La différence entre ARC et la chaîne Robinhood réside dans leur ADN institutionnel et réglementaire. De nombreux acteurs communautaires considèrent que, contrairement aux blockchains publiques de Tether (comme Plasma et Stable), conçues pour les paiements et les règlements, les objectifs et l’ADN de ces institutions axées sur les stablecoins et les paiements sont radicalement différents de ceux des courtiers, qui privilégient le trafic et l’activité commerciale. Historiquement, ces blockchains publiques n’ont pas connu d’activités massives autour des memes.

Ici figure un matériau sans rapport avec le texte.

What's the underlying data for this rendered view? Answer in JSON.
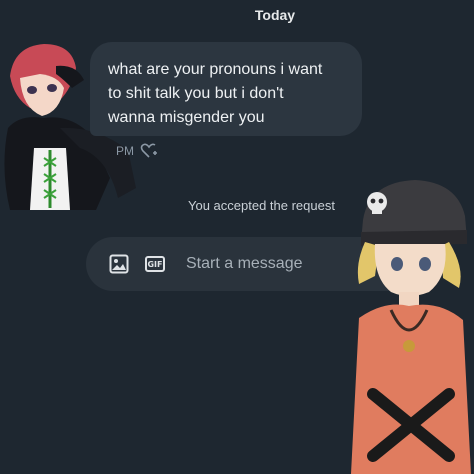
{
  "header": {
    "date_label": "Today"
  },
  "message": {
    "text_line1": "what are your pronouns i want",
    "text_line2": "to shit talk you but i don't",
    "text_line3": "wanna misgender you",
    "time_fragment": "PM"
  },
  "system": {
    "note": "You accepted the request"
  },
  "composer": {
    "placeholder": "Start a message",
    "gif_label": "GIF"
  },
  "icons": [
    "image-icon",
    "gif-icon",
    "heart-plus-icon",
    "skull-icon"
  ]
}
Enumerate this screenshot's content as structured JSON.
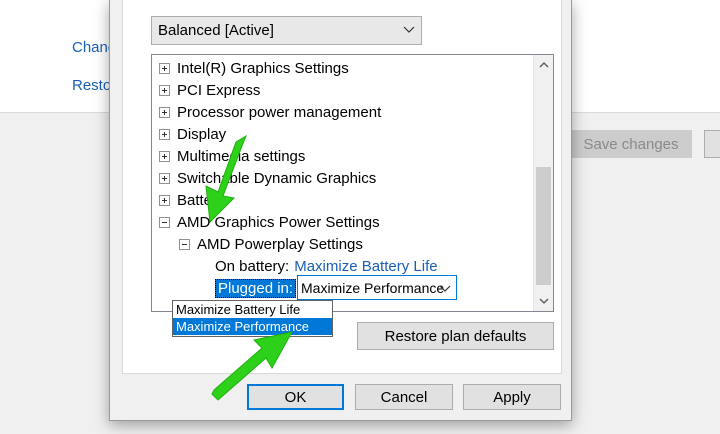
{
  "background": {
    "link_change": "Chang",
    "link_restore": "Resto",
    "save_changes": "Save changes"
  },
  "dialog": {
    "plan_select": "Balanced [Active]",
    "tree": {
      "items": [
        {
          "label": "Intel(R) Graphics Settings"
        },
        {
          "label": "PCI Express"
        },
        {
          "label": "Processor power management"
        },
        {
          "label": "Display"
        },
        {
          "label": "Multimedia settings"
        },
        {
          "label": "Switchable Dynamic Graphics"
        },
        {
          "label": "Battery"
        },
        {
          "label": "AMD Graphics Power Settings"
        },
        {
          "label": "AMD Powerplay Settings"
        }
      ],
      "on_battery_label": "On battery:",
      "on_battery_value": "Maximize Battery Life",
      "plugged_in_label": "Plugged in:",
      "plugged_in_value": "Maximize Performance"
    },
    "dropdown_options": [
      "Maximize Battery Life",
      "Maximize Performance"
    ],
    "dropdown_selected": "Maximize Performance",
    "restore_defaults": "Restore plan defaults",
    "ok": "OK",
    "cancel": "Cancel",
    "apply": "Apply"
  },
  "colors": {
    "accent": "#0078d7",
    "link": "#1a5fb4",
    "arrow": "#2ed11a"
  },
  "icons": [
    "plus-expander-icon",
    "minus-expander-icon",
    "chevron-down-icon",
    "scroll-up-icon",
    "scroll-down-icon",
    "green-arrow-icon"
  ]
}
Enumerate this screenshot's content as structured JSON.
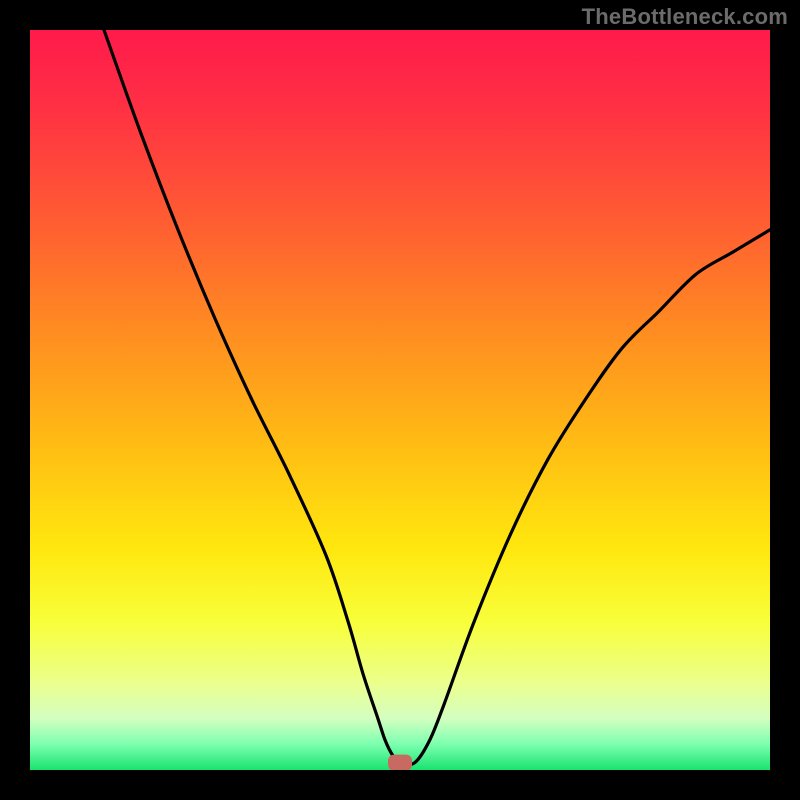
{
  "watermark": "TheBottleneck.com",
  "chart_data": {
    "type": "line",
    "title": "",
    "xlabel": "",
    "ylabel": "",
    "xlim": [
      0,
      100
    ],
    "ylim": [
      0,
      100
    ],
    "curve": {
      "name": "bottleneck-curve",
      "x": [
        10,
        15,
        20,
        25,
        30,
        35,
        40,
        43,
        45,
        47,
        48,
        49,
        50,
        52,
        54,
        56,
        60,
        65,
        70,
        75,
        80,
        85,
        90,
        95,
        100
      ],
      "y": [
        100,
        86,
        73,
        61,
        50,
        40,
        29,
        20,
        13,
        7,
        4,
        2,
        1,
        1,
        4,
        9,
        20,
        32,
        42,
        50,
        57,
        62,
        67,
        70,
        73
      ]
    },
    "marker": {
      "x": 50,
      "y": 1,
      "color": "#c96a62"
    },
    "gradient_stops": [
      {
        "offset": 0.0,
        "color": "#ff1a4b"
      },
      {
        "offset": 0.1,
        "color": "#ff2f44"
      },
      {
        "offset": 0.25,
        "color": "#ff5a33"
      },
      {
        "offset": 0.4,
        "color": "#ff8a22"
      },
      {
        "offset": 0.55,
        "color": "#ffb914"
      },
      {
        "offset": 0.7,
        "color": "#ffe70e"
      },
      {
        "offset": 0.8,
        "color": "#f8ff3a"
      },
      {
        "offset": 0.88,
        "color": "#ecff8a"
      },
      {
        "offset": 0.93,
        "color": "#d4ffc0"
      },
      {
        "offset": 0.965,
        "color": "#7dffb0"
      },
      {
        "offset": 1.0,
        "color": "#19e36f"
      }
    ]
  }
}
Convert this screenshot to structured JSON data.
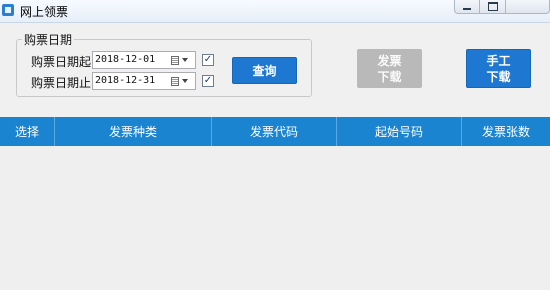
{
  "window": {
    "title": "网上领票",
    "controls": [
      "minimize",
      "maximize",
      "close"
    ]
  },
  "filter": {
    "group_label": "购票日期",
    "start": {
      "label": "购票日期起",
      "value": "2018-12-01",
      "checked": true
    },
    "end": {
      "label": "购票日期止",
      "value": "2018-12-31",
      "checked": true
    },
    "checkmark": "✓"
  },
  "buttons": {
    "query": "查询",
    "invoice_download": {
      "line1": "发票",
      "line2": "下载",
      "enabled": false
    },
    "manual_download": {
      "line1": "手工",
      "line2": "下载",
      "enabled": true
    }
  },
  "grid": {
    "columns": [
      "选择",
      "发票种类",
      "发票代码",
      "起始号码",
      "发票张数"
    ],
    "rows": []
  },
  "colors": {
    "accent": "#1e78d2",
    "header": "#1a84d0",
    "disabled": "#b9b9b9"
  }
}
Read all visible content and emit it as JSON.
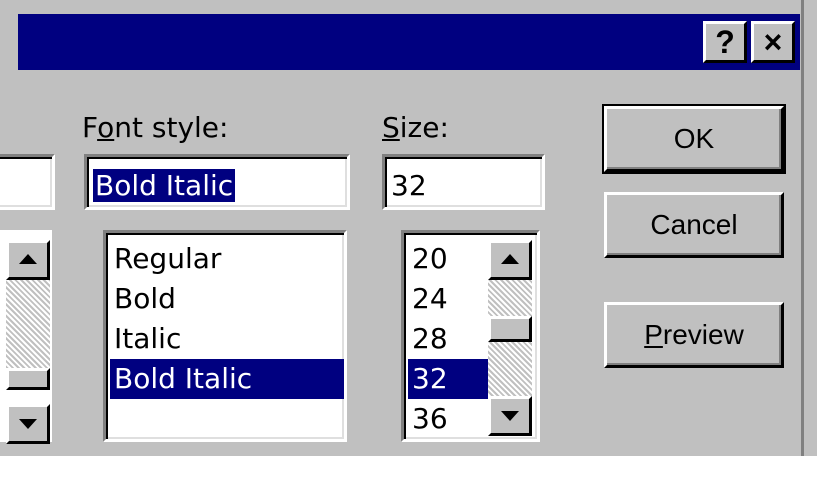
{
  "titlebar": {
    "help_label": "?",
    "close_label": "×"
  },
  "font_style": {
    "label_pre": "F",
    "label_accel": "o",
    "label_post": "nt style:",
    "value": "Bold Italic",
    "options": [
      "Regular",
      "Bold",
      "Italic",
      "Bold Italic"
    ],
    "selected": "Bold Italic"
  },
  "size": {
    "label_accel": "S",
    "label_post": "ize:",
    "value": "32",
    "options": [
      "20",
      "24",
      "28",
      "32",
      "36"
    ],
    "selected": "32"
  },
  "buttons": {
    "ok": "OK",
    "cancel": "Cancel",
    "preview_accel": "P",
    "preview_post": "review"
  },
  "colors": {
    "title_bar": "#000080",
    "face": "#c0c0c0",
    "highlight": "#000080"
  }
}
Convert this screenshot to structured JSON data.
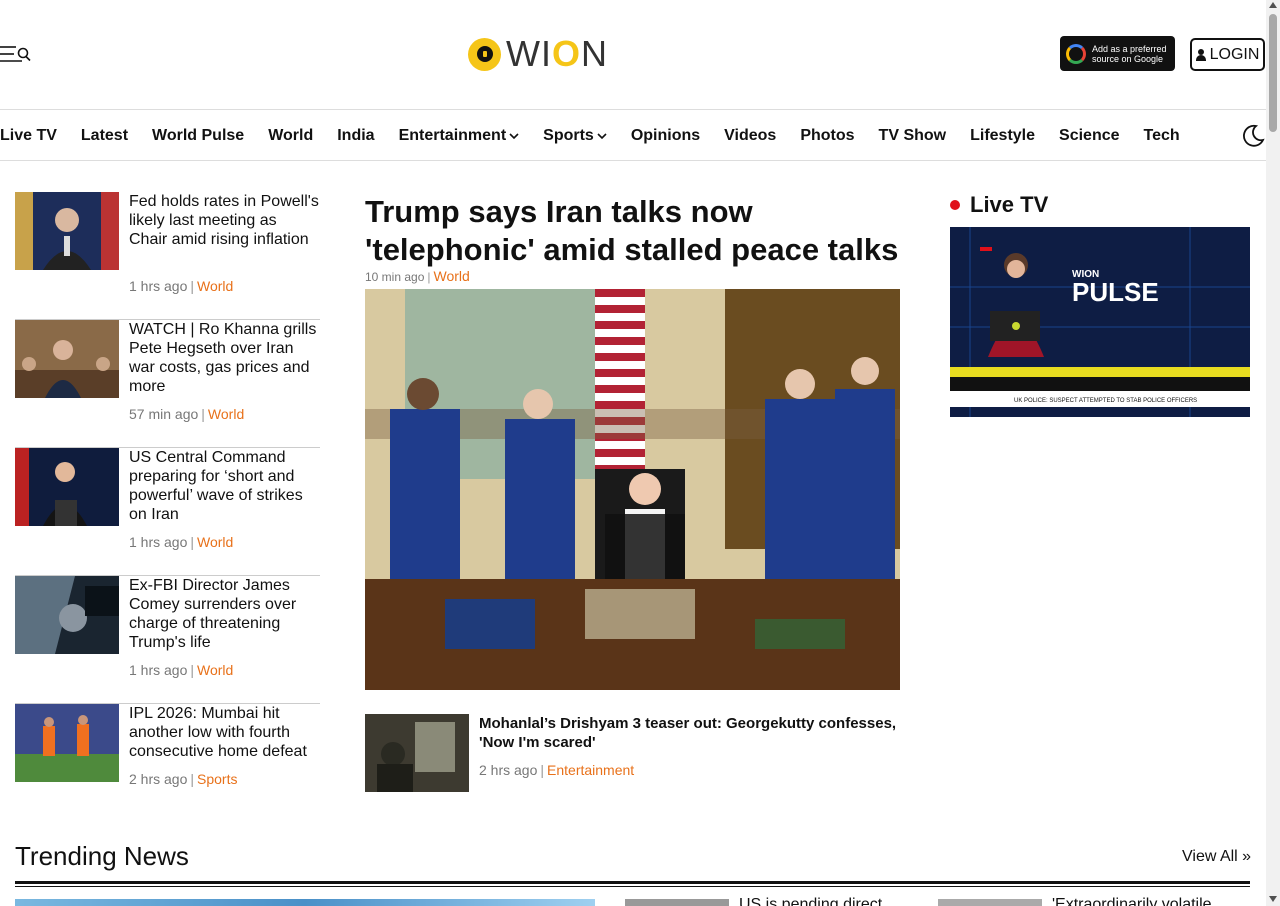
{
  "header": {
    "logo_text_w": "W",
    "logo_text_i": "I",
    "logo_text_o": "O",
    "logo_text_n": "N",
    "google_line1": "Add as a preferred",
    "google_line2": "source on Google",
    "login_label": "LOGIN"
  },
  "nav": {
    "items": [
      "Live TV",
      "Latest",
      "World Pulse",
      "World",
      "India",
      "Entertainment",
      "Sports",
      "Opinions",
      "Videos",
      "Photos",
      "TV Show",
      "Lifestyle",
      "Science",
      "Tech"
    ]
  },
  "left_stories": [
    {
      "title": "Fed holds rates in Powell's likely last meeting as Chair amid rising inflation",
      "time": "1 hrs ago",
      "category": "World"
    },
    {
      "title": "WATCH | Ro Khanna grills Pete Hegseth over Iran war costs, gas prices and more",
      "time": "57 min ago",
      "category": "World"
    },
    {
      "title": "US Central Command preparing for ‘short and powerful’ wave of strikes on Iran",
      "time": "1 hrs ago",
      "category": "World"
    },
    {
      "title": "Ex-FBI Director James Comey surrenders over charge of threatening Trump's life",
      "time": "1 hrs ago",
      "category": "World"
    },
    {
      "title": "IPL 2026: Mumbai hit another low with fourth consecutive home defeat",
      "time": "2 hrs ago",
      "category": "Sports"
    }
  ],
  "main_story": {
    "title": "Trump says Iran talks now 'telephonic' amid stalled peace talks",
    "time": "10 min ago",
    "category": "World"
  },
  "sub_story": {
    "title": "Mohanlal’s Drishyam 3 teaser out: Georgekutty confesses, 'Now I'm scared'",
    "time": "2 hrs ago",
    "category": "Entertainment"
  },
  "live_tv": {
    "label": "Live TV",
    "brand_small": "WION",
    "brand_big": "PULSE",
    "ticker": "UK POLICE: SUSPECT ATTEMPTED TO STAB POLICE OFFICERS"
  },
  "trending": {
    "heading": "Trending News",
    "view_all": "View All »",
    "item2_title": "US is pending direct",
    "item3_title": "'Extraordinarily volatile"
  },
  "colors": {
    "accent": "#e8711a",
    "live_dot": "#e0101a",
    "logo_yellow": "#f5c518"
  }
}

En outre, bien que la chaîne Robinhood semble dynamique, sur le marché des memes, seuls quelques-uns réussissent vraiment — et combien tirent effectivement profit de la spéculation sur les memes ? Si la plupart se souviennent des histoires de richesse liées à PONS, ils oublient que beaucoup ont payé un « droit d’entrée » via les échecs répétés des pionniers.
L’ère où tout le monde lançait sa propre blockchain publique est-elle révolue ?
Par rapport aux effets potentiels à court terme sur le marché et la création de richesse au lancement d’Arc, ce qui mérite davantage discussion, c’est la transformation structurelle en cours en coulisses.
Les géants de la finance traditionnelle et des stablecoins entrent dans l’espace : Robinhood lance sa propre chaîne, Circle développe Arc, et Tether déploie ses propres réseaux de règlement ou des réseaux connexes. Arc est particulièrement représentatif : sa liste de validateurs fondateurs rassemble quasiment les principaux acteurs de Wall Street — BlackRock, Visa, Mastercard, DTCC (Depository Trust & Clearing Corporation), ICE (société mère de la Bourse de New York), Galaxy et Standard Chartered. Ces institutions ne sont pas seulement des utilisateurs potentiels, mais participent aussi directement à la sécurité et au consensus du réseau.
Pour l’ensemble du secteur crypto, cela marque un basculement logique de la capture de valeur, passant de « l’émission de jetons et la narration » à « la mise en œuvre concrète d’activités économiques ». Sur le segment des blockchains publiques lui-même, l’impact est encore plus direct : lors des derniers cycles, celles-ci étaient la piste la plus prisée, avec presque tous les acteurs développant des couches 1 ou 2 sans scénarios applicatifs clairs, entraînant une surabondance de blockchains publiques. Aujourd’hui, la circulation des stablecoins, les règlements institutionnels et l’accès réglementé sont devenus des avantages concurrentiels centraux, rendant de plus en plus difficile pour des avantages purement techniques de porter seul une chaîne.
Depuis le début de cette année, plusieurs projets — Scroll, Harmony, Moonbeam, Saga, Lisk, Secret Network, Sophon, ainsi que Loopring, Dango, DFK Chain — ont successivement cessé leurs activités ou pivoté, allant des projets ZK établis aux blockchains modulaires, quittant collectivement l’arène fondamentale. L’espace de survie des blockchains publiques généralistes s’est fortement rétréci. Ce qui subsiste, ce sont les « blockchains publiques réalistes », dotées de cas d’usage concrets et d’utilisateurs réels. L’ère où tout le monde lançait sa propre blockchain publique serait déjà révolue.